If the action or proceeding is not one for dissolution or annulment of marriage, adoption, or one wherein the statutes or Constitution of this state or the Constitution of the United States does not require personal service, neither the alternative means of obtaining jurisdiction provided by s. 49.10(1)(b), supra, nor the means of publication provided for by s. 50.071(3), F. S., or the potential means of publication authorized by s. 50.071(2), F. S., are available. There does not appear to be any other statute authorizing the payment of such costs of publication by the state or the county in any other action or proceedings. Thus, no statutory authority exists for the expenditure of state or county funds to defray publication costs in any action or proceeding other than those designated in s. 49.011(4), (10), and (11), supra, and under s. 50.071(1) and (3), F. S. In the absence of a judgment of a court of competent jurisdiction requiring the state or the county to pay the costs of publication in any action or proceeding outside the scope of ss. 49.011(4), (10), and (11), and 50.071(3), such costs may not lawfully be paid by the state or county.

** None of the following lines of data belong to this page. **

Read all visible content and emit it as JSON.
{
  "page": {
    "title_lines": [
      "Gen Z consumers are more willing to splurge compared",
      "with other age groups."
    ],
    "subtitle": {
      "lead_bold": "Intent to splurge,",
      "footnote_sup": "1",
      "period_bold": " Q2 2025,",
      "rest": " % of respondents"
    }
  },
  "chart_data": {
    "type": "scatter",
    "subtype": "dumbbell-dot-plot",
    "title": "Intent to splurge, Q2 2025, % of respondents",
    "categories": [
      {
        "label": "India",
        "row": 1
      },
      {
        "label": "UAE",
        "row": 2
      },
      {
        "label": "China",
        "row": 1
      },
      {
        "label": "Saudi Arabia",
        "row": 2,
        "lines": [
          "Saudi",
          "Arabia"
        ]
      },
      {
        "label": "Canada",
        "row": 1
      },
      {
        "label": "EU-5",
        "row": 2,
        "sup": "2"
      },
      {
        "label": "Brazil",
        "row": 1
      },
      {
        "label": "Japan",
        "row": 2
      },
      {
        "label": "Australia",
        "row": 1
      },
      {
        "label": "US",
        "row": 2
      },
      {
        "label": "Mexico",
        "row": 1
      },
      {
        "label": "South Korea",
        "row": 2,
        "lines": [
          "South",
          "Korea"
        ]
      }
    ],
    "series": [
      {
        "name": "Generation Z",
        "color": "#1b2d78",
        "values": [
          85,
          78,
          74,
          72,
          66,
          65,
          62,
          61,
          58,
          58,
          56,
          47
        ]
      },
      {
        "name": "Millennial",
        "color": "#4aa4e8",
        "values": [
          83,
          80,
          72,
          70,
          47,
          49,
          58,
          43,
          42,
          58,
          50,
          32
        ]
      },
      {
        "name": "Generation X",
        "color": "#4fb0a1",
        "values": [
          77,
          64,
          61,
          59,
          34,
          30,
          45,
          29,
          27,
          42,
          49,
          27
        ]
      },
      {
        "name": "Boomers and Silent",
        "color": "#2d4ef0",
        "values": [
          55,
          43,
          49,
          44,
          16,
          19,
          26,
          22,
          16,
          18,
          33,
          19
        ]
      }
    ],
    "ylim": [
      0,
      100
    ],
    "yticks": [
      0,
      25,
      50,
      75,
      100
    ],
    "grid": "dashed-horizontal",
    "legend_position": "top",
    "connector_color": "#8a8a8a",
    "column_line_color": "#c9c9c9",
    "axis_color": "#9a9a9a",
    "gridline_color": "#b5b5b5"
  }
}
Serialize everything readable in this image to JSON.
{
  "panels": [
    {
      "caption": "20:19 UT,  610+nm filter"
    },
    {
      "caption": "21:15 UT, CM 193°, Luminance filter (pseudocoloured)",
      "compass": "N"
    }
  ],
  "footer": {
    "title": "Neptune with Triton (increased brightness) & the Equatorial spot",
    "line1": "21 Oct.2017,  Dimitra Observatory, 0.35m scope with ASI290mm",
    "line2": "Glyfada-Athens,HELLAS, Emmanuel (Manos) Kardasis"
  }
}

As to what other actions or proceedings may fall under the judicially created "fundamental human relationship" standard as enunciated in Grissom, supra, it is for the courts to determine, and the Legislature could, of course, extend ss. 49.10(1)(b) and 50.071(3), F. S., to other areas or to other actions and proceedings than those now specified in said statutes, or it could amend s. 57.081, F. S., to provide that the county defray the costs of publication required by law of those persons qualified under s. 57.081 and who have obtained the prescribed certificate of insolvency from the clerk of court.